The other task while we are here is for me to find and secure accommodation ready for when I start my placement. Houses for rent are not advertised. It is word of mouth, or drive around looking for the “house for rent” sign. Unfortunately it wasn’t to be for me this time. Our housing allowance is US$150/ month, and I couldn’t find anywhere under US$200. I’m not worried, a couple of vols working up here have said I can stay with them when I first arrive and look for somewhere. Chris another volunteer has said he knows of non VSO volunteers who are leaving around August September time, so I may be able to take over their lease. Time will tell.

The next day is the big trek home. I say big trek because it does take all day, as the above has to be repeated in the other PIU’s I will be working with in Pursat and Kampong Chnang (K Chnang). We left Battambang at 8:30 am and arrived back in PP at just after 7 pm.

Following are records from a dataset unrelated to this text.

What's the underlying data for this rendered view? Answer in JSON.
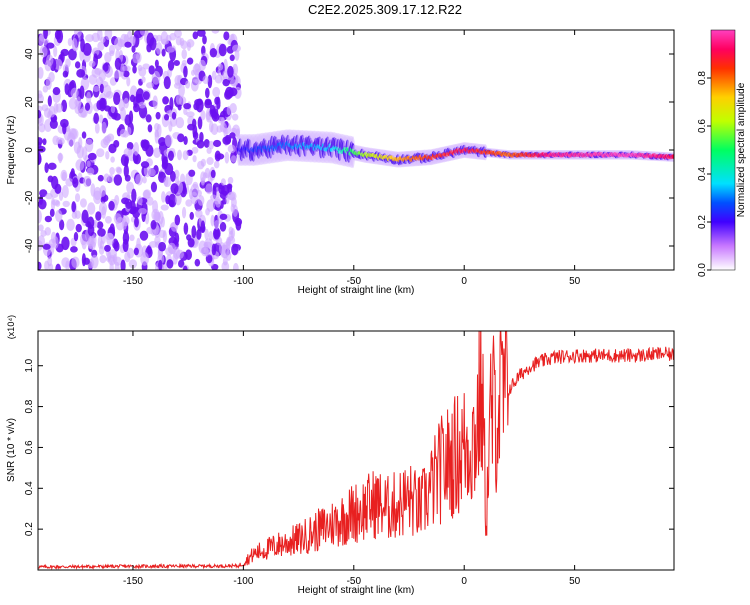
{
  "title": "C2E2.2025.309.17.12.R22",
  "colors": {
    "axis": "#000000",
    "snr_line": "#e82020",
    "background": "#ffffff"
  },
  "chart_data": [
    {
      "type": "heatmap",
      "name": "spectrogram",
      "xlabel": "Height of straight line (km)",
      "ylabel": "Frequency (Hz)",
      "xlim": [
        -193,
        95
      ],
      "ylim": [
        -50,
        50
      ],
      "xticks": [
        -150,
        -100,
        -50,
        0,
        50
      ],
      "yticks": [
        -40,
        -20,
        0,
        20,
        40
      ],
      "xticklabels": [
        "-150",
        "-100",
        "-50",
        "0",
        "50"
      ],
      "yticklabels": [
        "-40",
        "-20",
        "0",
        "20",
        "40"
      ],
      "description_points": [
        {
          "x": -193,
          "y": 0,
          "z": 0.2
        },
        {
          "x": -102,
          "y": 0,
          "z": 0.2
        },
        {
          "x": -95,
          "y": 0,
          "z": 0.25
        },
        {
          "x": -80,
          "y": 2,
          "z": 0.3
        },
        {
          "x": -60,
          "y": 1,
          "z": 0.35
        },
        {
          "x": -45,
          "y": -2,
          "z": 0.6
        },
        {
          "x": -30,
          "y": -4,
          "z": 0.75
        },
        {
          "x": -15,
          "y": -3,
          "z": 0.85
        },
        {
          "x": 0,
          "y": 0,
          "z": 0.9
        },
        {
          "x": 20,
          "y": -2,
          "z": 0.8
        },
        {
          "x": 40,
          "y": -2,
          "z": 0.95
        },
        {
          "x": 75,
          "y": -2,
          "z": 1.0
        },
        {
          "x": 95,
          "y": -3,
          "z": 0.9
        }
      ]
    },
    {
      "type": "colorbar",
      "name": "amplitude-colorbar",
      "label": "Normalized spectral amplitude",
      "range": [
        0,
        1
      ],
      "ticks": [
        0,
        0.2,
        0.4,
        0.6,
        0.8
      ],
      "ticklabels": [
        "0.0",
        "0.2",
        "0.4",
        "0.6",
        "0.8"
      ]
    },
    {
      "type": "line",
      "name": "snr",
      "xlabel": "Height of straight line (km)",
      "ylabel": "SNR (10 * v/v)",
      "scale_label": "(x10⁴)",
      "xlim": [
        -193,
        95
      ],
      "ylim": [
        0,
        1.17
      ],
      "xticks": [
        -150,
        -100,
        -50,
        0,
        50
      ],
      "yticks": [
        0.2,
        0.4,
        0.6,
        0.8,
        1.0
      ],
      "xticklabels": [
        "-150",
        "-100",
        "-50",
        "0",
        "50"
      ],
      "yticklabels": [
        "0.2",
        "0.4",
        "0.6",
        "0.8",
        "1.0"
      ],
      "x": [
        -193,
        -150,
        -102,
        -95,
        -85,
        -75,
        -65,
        -55,
        -50,
        -45,
        -40,
        -35,
        -30,
        -25,
        -20,
        -15,
        -10,
        -5,
        0,
        5,
        8,
        10,
        12,
        15,
        20,
        25,
        30,
        35,
        40,
        50,
        60,
        70,
        80,
        90,
        95
      ],
      "y": [
        0.015,
        0.018,
        0.02,
        0.08,
        0.12,
        0.15,
        0.2,
        0.25,
        0.28,
        0.3,
        0.33,
        0.3,
        0.32,
        0.35,
        0.3,
        0.4,
        0.5,
        0.55,
        0.6,
        0.65,
        0.9,
        0.25,
        0.75,
        0.8,
        0.88,
        0.95,
        1.0,
        1.02,
        1.04,
        1.05,
        1.05,
        1.05,
        1.05,
        1.06,
        1.05
      ]
    }
  ]
}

It’s strange. The Battambang office is the most advances PIU in the sense that this province already has a conservation core zone area marked out, has stronger links with other NGO’s and government departments, but is the least advanced in the technology stakes, it doesn’t have a computer set up, and very few additional staff in the building. There is so much room, I will have my own office. As you travel back down, in the Pursat office, I am shown the computer I will be sharing with my other colleagues. The computer is set up; they are just waiting to learn how to use email. The final office we see in K Chnang has air conditioning! The office is crowded with people all working for the department of environment, not necessarily on the TSEMP.

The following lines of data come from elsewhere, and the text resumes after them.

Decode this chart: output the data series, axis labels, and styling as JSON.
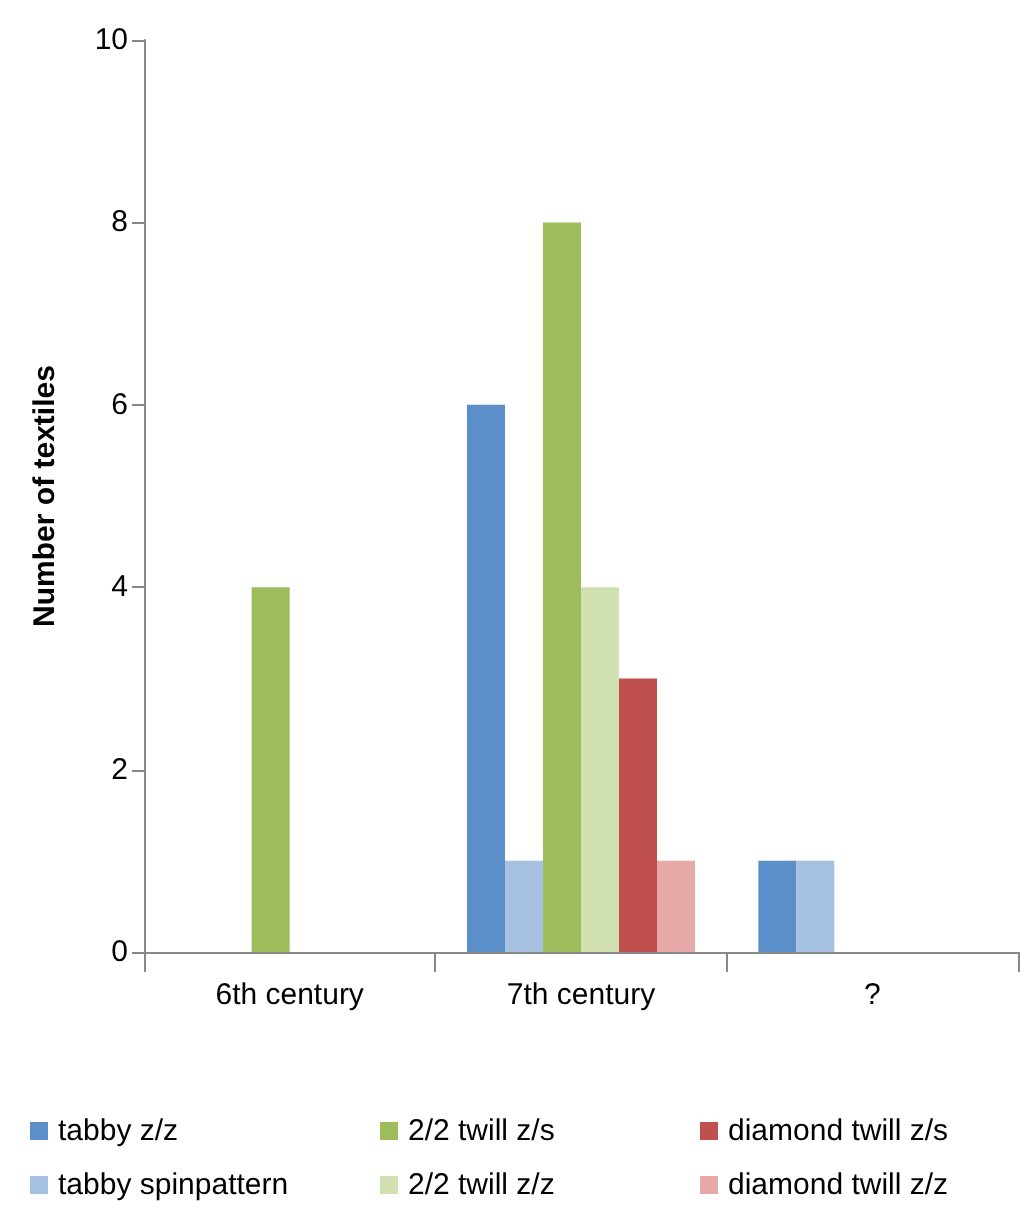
{
  "chart_data": {
    "type": "bar",
    "ylabel": "Number of textiles",
    "categories": [
      "6th century",
      "7th century",
      "?"
    ],
    "series": [
      {
        "name": "tabby z/z",
        "color": "#5b8fc9",
        "values": [
          0,
          6,
          1
        ]
      },
      {
        "name": "tabby spinpattern",
        "color": "#a5c0e0",
        "values": [
          0,
          1,
          1
        ]
      },
      {
        "name": "2/2 twill z/s",
        "color": "#9dbd5d",
        "values": [
          4,
          8,
          0
        ]
      },
      {
        "name": "2/2 twill z/z",
        "color": "#d0e0b0",
        "values": [
          0,
          4,
          0
        ]
      },
      {
        "name": "diamond twill z/s",
        "color": "#c0504d",
        "values": [
          0,
          3,
          0
        ]
      },
      {
        "name": "diamond twill z/z",
        "color": "#e6a9a8",
        "values": [
          0,
          1,
          0
        ]
      }
    ],
    "ylim": [
      0,
      10
    ],
    "yticks": [
      0,
      2,
      4,
      6,
      8,
      10
    ],
    "grid": false,
    "legend": "bottom"
  }
}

Oh, I must tell you, one of my colleagues in the Pursat office lives in a village near a floating village on the Tonle Sap Lake on the way from Pursat to K Chnang. As we leave this office, we stop in his village at a restaurant for lunch then we do a boat trip out onto the lake where I am shown the floating project office, where I may stay from time to time, amongst the floating houses. I found it extraordinary, so took loads of picture, some I have attached to this email as long as it works.

Now back to reality. Now our placement week has finished, all us new vols have met up again in K Cham. It’s back for some more language training. We are here now until the VSO conference in August. Our placement starts 21st August. Unless something exciting happens, I will probably write another newsletter after my first 2 week which takes us into September.

For a country that is struggling to get electricity out to all the provinces, there has been a technology gap. Most people in Cambodia have a mobile phone, and there is reception in most of the country.

If ever you find you need to use snail mail, all post has to go to the program office, and then it is distributed from there. It is the only reliable way of sending post to us. The address can be supplied upon request.

Well, I think I’ll leave this marathon newsletter here, get it sent, and then I can get on with some study before I fall behind with the language lessons.

Keep well,

Caroline

PS If ever you want to send me a Christmas or birthday present, red bush and chamomile tea would be good.